La cura di un paziente con alle spalle storie di traumi complessi comporta innumerevoli sfide per coloro che svolgono la professione di aiuto. Questi pazienti si presentano infatti con sofferenze emotive e comportamentali molto gravi, e magari con già percorsi di cura fallimentari alle spalle.

La sfida principale  per chi si occupa di traumi complessi è quella di individuare un percorso idoneo, attraverso l’integrazione di modelli di intervento differenti e intervenendo allo stesso tempo sul recupero della mente e del corpo.

Per sapere meglio come si sviluppa in concreto un percorso di cura trauma-focused abbiamo intervistato Paola Bertulli, Psicoterapeuta di formazione cognitivo comportamentale, che da anni svolge un lavoro clinico e di formazione nel campo del trauma.

Paola intanto ci puoi spiegare meglio cosa si intende per trauma complesso e perché si differenzia da un trauma semplice?

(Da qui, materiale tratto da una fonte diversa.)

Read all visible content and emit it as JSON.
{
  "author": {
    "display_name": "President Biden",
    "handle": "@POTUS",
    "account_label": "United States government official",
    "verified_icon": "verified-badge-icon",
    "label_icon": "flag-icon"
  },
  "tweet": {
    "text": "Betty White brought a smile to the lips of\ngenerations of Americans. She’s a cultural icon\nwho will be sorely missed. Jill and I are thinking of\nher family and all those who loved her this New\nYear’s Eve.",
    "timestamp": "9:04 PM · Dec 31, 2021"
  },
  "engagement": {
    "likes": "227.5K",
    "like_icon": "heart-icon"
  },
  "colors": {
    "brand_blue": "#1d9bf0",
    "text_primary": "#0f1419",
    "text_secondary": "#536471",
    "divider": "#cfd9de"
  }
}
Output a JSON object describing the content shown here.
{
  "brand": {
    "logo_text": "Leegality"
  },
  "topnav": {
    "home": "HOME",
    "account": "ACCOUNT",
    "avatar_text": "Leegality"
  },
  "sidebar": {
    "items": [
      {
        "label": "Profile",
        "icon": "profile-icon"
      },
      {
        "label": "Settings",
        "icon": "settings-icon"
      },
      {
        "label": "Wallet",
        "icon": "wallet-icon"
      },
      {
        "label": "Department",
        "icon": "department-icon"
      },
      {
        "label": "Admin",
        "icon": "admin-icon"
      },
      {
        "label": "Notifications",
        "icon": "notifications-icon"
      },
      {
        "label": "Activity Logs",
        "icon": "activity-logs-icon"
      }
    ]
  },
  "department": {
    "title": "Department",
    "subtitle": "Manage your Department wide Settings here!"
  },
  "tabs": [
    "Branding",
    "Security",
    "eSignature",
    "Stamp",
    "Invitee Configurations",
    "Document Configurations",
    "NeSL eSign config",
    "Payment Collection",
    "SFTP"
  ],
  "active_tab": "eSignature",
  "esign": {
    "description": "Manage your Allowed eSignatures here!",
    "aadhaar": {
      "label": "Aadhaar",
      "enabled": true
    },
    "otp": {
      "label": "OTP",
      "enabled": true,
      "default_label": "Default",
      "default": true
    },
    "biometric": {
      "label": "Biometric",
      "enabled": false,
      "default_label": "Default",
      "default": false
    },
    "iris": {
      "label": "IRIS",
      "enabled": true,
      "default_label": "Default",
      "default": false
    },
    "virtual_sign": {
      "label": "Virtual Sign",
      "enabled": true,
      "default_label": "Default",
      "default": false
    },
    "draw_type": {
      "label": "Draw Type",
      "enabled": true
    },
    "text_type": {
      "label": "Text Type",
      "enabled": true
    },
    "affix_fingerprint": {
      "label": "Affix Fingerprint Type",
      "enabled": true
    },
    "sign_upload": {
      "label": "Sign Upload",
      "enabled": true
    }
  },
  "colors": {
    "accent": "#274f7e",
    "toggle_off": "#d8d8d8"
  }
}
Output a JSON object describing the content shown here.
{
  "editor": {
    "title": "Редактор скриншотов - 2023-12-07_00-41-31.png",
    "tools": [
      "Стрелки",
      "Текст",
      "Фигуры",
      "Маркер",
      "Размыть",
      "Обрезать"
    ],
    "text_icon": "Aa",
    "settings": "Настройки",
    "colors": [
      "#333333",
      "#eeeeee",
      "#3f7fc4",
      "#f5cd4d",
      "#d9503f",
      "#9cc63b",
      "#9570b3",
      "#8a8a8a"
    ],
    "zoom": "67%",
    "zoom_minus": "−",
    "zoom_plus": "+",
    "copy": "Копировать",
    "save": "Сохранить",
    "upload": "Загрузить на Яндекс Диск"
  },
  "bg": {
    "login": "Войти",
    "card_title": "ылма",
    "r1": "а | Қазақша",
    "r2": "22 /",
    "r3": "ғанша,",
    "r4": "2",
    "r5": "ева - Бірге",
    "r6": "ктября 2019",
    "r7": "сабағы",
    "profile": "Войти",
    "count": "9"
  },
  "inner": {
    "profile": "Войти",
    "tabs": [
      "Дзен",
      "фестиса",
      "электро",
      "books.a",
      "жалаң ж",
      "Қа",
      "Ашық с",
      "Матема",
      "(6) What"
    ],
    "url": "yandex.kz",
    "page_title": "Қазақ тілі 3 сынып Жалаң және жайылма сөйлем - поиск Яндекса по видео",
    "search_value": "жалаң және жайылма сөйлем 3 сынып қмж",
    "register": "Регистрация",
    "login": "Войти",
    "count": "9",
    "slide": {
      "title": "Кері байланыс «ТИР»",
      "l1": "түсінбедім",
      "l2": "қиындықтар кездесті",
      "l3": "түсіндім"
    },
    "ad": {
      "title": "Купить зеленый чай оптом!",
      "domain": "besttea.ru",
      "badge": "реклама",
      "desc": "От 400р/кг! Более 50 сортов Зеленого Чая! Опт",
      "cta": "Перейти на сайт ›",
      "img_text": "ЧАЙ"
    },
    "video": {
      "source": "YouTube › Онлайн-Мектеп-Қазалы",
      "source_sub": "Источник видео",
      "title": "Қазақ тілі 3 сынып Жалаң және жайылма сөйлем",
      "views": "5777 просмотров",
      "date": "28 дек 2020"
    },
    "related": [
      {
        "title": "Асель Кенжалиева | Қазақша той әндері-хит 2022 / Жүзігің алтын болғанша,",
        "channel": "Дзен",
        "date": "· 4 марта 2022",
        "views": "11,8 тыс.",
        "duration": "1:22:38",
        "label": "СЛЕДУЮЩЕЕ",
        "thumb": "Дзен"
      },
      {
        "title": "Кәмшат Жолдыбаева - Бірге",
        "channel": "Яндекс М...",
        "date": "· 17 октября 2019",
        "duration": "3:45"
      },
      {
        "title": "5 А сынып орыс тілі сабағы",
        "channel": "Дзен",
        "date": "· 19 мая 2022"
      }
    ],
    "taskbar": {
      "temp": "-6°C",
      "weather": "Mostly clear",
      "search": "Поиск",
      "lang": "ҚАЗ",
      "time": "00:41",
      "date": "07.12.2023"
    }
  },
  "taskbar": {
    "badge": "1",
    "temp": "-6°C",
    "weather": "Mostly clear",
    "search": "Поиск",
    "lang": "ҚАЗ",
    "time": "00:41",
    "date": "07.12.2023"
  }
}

I disturbi trauma correlati più complessi sono spesso il risultato non tanto dell’impatto di un singolo evento traumatico, ma piuttosto del fatto di essere stati esposti, per lungo tempo, e magari nella prima infanzia, ad “atmosfere” di tipo traumatico, cioè a condizioni ripetitive, croniche e stabili di minaccia, di insicurezza, di precarietà, di imprevedibilità o chiaro pericolo. Parliamo certamente di abusi sessuali o fisici, dove il soggetto è direttamente vittima di violenza di varia natura, ma parliamo anche di abusi emotivi, come l’esser cresciuti o vissuti per un periodo in un clima di dura disciplina, di umiliazione, di critica svalutante oppure è possibile che si sia stati esposti ad ambienti fortemente “invalidanti”, cioè incapaci di sintonizzarsi con la particolare sensibilità di un bambino e rispettarla, o incapaci di riconoscere la legittimità e la sensatezza delle sue particolari risposte emotive, in linea col suo temperamento e la sua storia, ma non con le aspettative degli adulti su di lui o con il loro stile di personalità.

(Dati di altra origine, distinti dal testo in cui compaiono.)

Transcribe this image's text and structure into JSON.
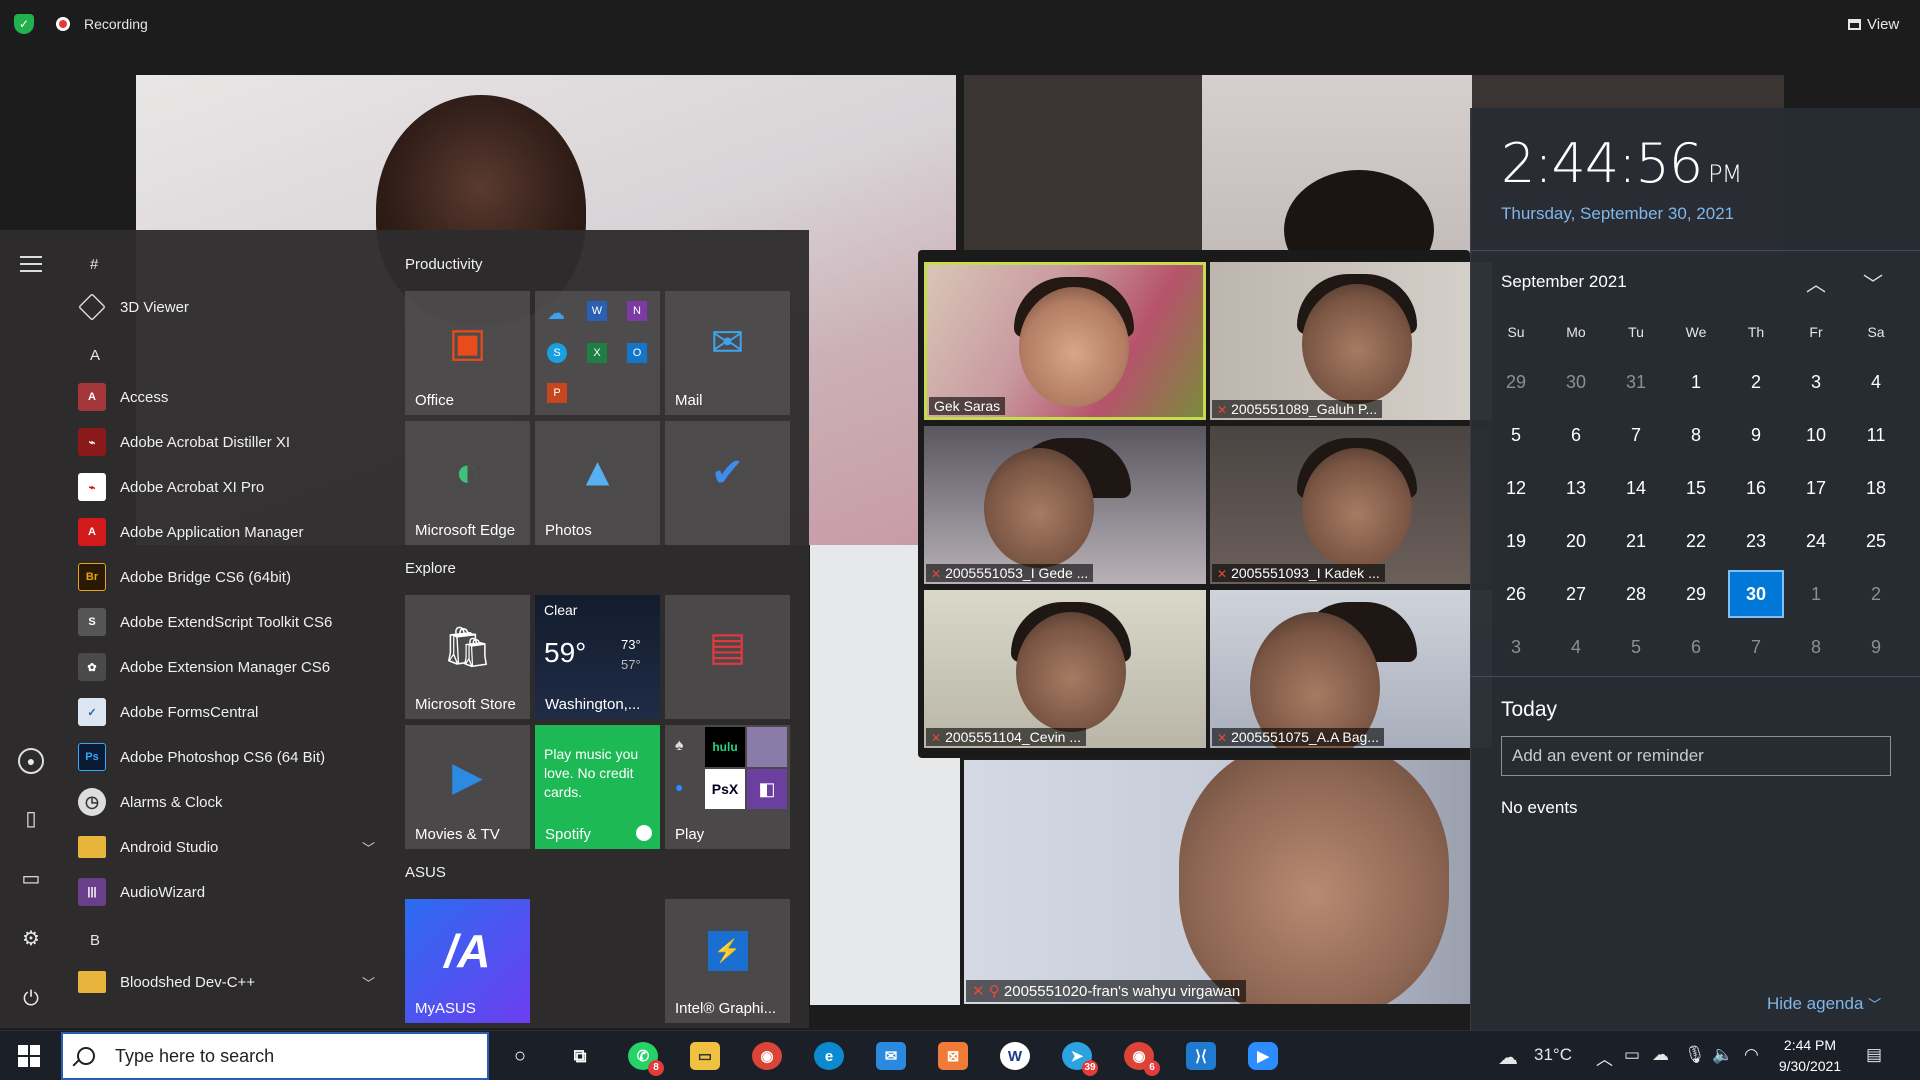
{
  "recording": {
    "label": "Recording"
  },
  "view_button": {
    "label": "View"
  },
  "gallery": {
    "tiles": [
      {
        "name": "Gek Saras"
      },
      {
        "name": "2005551089_Galuh P..."
      },
      {
        "name": "2005551053_I Gede ..."
      },
      {
        "name": "2005551093_I Kadek ..."
      },
      {
        "name": "2005551104_Cevin ..."
      },
      {
        "name": "2005551075_A.A Bag..."
      }
    ],
    "bottom_name": "2005551020-fran's wahyu virgawan"
  },
  "start_menu": {
    "letters": {
      "hash": "#",
      "a": "A",
      "b": "B"
    },
    "apps": [
      {
        "label": "3D Viewer",
        "icon": "cube-icon"
      },
      {
        "label": "Access",
        "icon": "access-icon",
        "abbr": "A"
      },
      {
        "label": "Adobe Acrobat Distiller XI",
        "icon": "acrobat-distiller-icon",
        "abbr": "⌁"
      },
      {
        "label": "Adobe Acrobat XI Pro",
        "icon": "acrobat-icon",
        "abbr": "⌁"
      },
      {
        "label": "Adobe Application Manager",
        "icon": "application-manager-icon",
        "abbr": "A"
      },
      {
        "label": "Adobe Bridge CS6 (64bit)",
        "icon": "bridge-icon",
        "abbr": "Br"
      },
      {
        "label": "Adobe ExtendScript Toolkit CS6",
        "icon": "extendscript-icon",
        "abbr": "S"
      },
      {
        "label": "Adobe Extension Manager CS6",
        "icon": "extension-manager-icon",
        "abbr": "✿"
      },
      {
        "label": "Adobe FormsCentral",
        "icon": "formscentral-icon",
        "abbr": "✓"
      },
      {
        "label": "Adobe Photoshop CS6 (64 Bit)",
        "icon": "photoshop-icon",
        "abbr": "Ps"
      },
      {
        "label": "Alarms & Clock",
        "icon": "clock-icon",
        "abbr": "◷"
      },
      {
        "label": "Android Studio",
        "icon": "folder-icon"
      },
      {
        "label": "AudioWizard",
        "icon": "audiowizard-icon",
        "abbr": "|||"
      },
      {
        "label": "Bloodshed Dev-C++",
        "icon": "folder-icon"
      }
    ],
    "groups": {
      "productivity": "Productivity",
      "explore": "Explore",
      "asus": "ASUS"
    },
    "tiles": {
      "office": "Office",
      "mail": "Mail",
      "edge": "Microsoft Edge",
      "photos": "Photos",
      "store": "Microsoft Store",
      "weather_condition": "Clear",
      "weather_temp": "59°",
      "weather_high": "73°",
      "weather_low": "57°",
      "weather_city": "Washington,...",
      "movies": "Movies & TV",
      "spotify_promo": "Play music you love. No credit cards.",
      "spotify": "Spotify",
      "play": "Play",
      "myasus": "MyASUS",
      "intel": "Intel® Graphi..."
    }
  },
  "calendar": {
    "time": "2:44:56",
    "ampm": "PM",
    "date": "Thursday, September 30, 2021",
    "month": "September 2021",
    "weekdays": [
      "Su",
      "Mo",
      "Tu",
      "We",
      "Th",
      "Fr",
      "Sa"
    ],
    "weeks": [
      [
        "29",
        "30",
        "31",
        "1",
        "2",
        "3",
        "4"
      ],
      [
        "5",
        "6",
        "7",
        "8",
        "9",
        "10",
        "11"
      ],
      [
        "12",
        "13",
        "14",
        "15",
        "16",
        "17",
        "18"
      ],
      [
        "19",
        "20",
        "21",
        "22",
        "23",
        "24",
        "25"
      ],
      [
        "26",
        "27",
        "28",
        "29",
        "30",
        "1",
        "2"
      ],
      [
        "3",
        "4",
        "5",
        "6",
        "7",
        "8",
        "9"
      ]
    ],
    "today_heading": "Today",
    "event_placeholder": "Add an event or reminder",
    "no_events": "No events",
    "hide_agenda": "Hide agenda"
  },
  "taskbar": {
    "search_placeholder": "Type here to search",
    "whatsapp_badge": "8",
    "telegram_badge": "39",
    "chrome_badge": "6",
    "weather_temp": "31°C",
    "time": "2:44 PM",
    "date": "9/30/2021"
  },
  "colors": {
    "accent": "#0078d7",
    "link": "#7fb7ea",
    "active_speaker": "#c6dc4e"
  }
}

Può accadere che la persona sia stata esposta come testimone ad atti di violenza, come accade ai bambini che subiscono scene quotidiane di violenza domestica o di forte conflitto tra genitori e si sentono impotenti, esposti e spaventati.

Oppure parliamo di quelle condizioni di profonda trascuratezza definite col termine di “neglect”, dove l’individuo può soffrire della mancanza di cure primarie (assenza di cibo, della protezione di una casa, non esser protetti dal freddo o curati nelle malattie, essere lasciati soli la notte o percepirsi soli e esposti ad un pericolo) o anche della mancanza di una presenza affettiva, come nei casi in cui i genitori sono affettivamente assenti, freddi, distanti, anaffettivi, oppure malati, e pertanto incapaci di fornire presenza, sintonizzazione, sicurezza e cure al proprio figlio.

 

Come si presentano  in età adulta  le  persone che hanno vissuto esperienze cosi complesse e traumatiche?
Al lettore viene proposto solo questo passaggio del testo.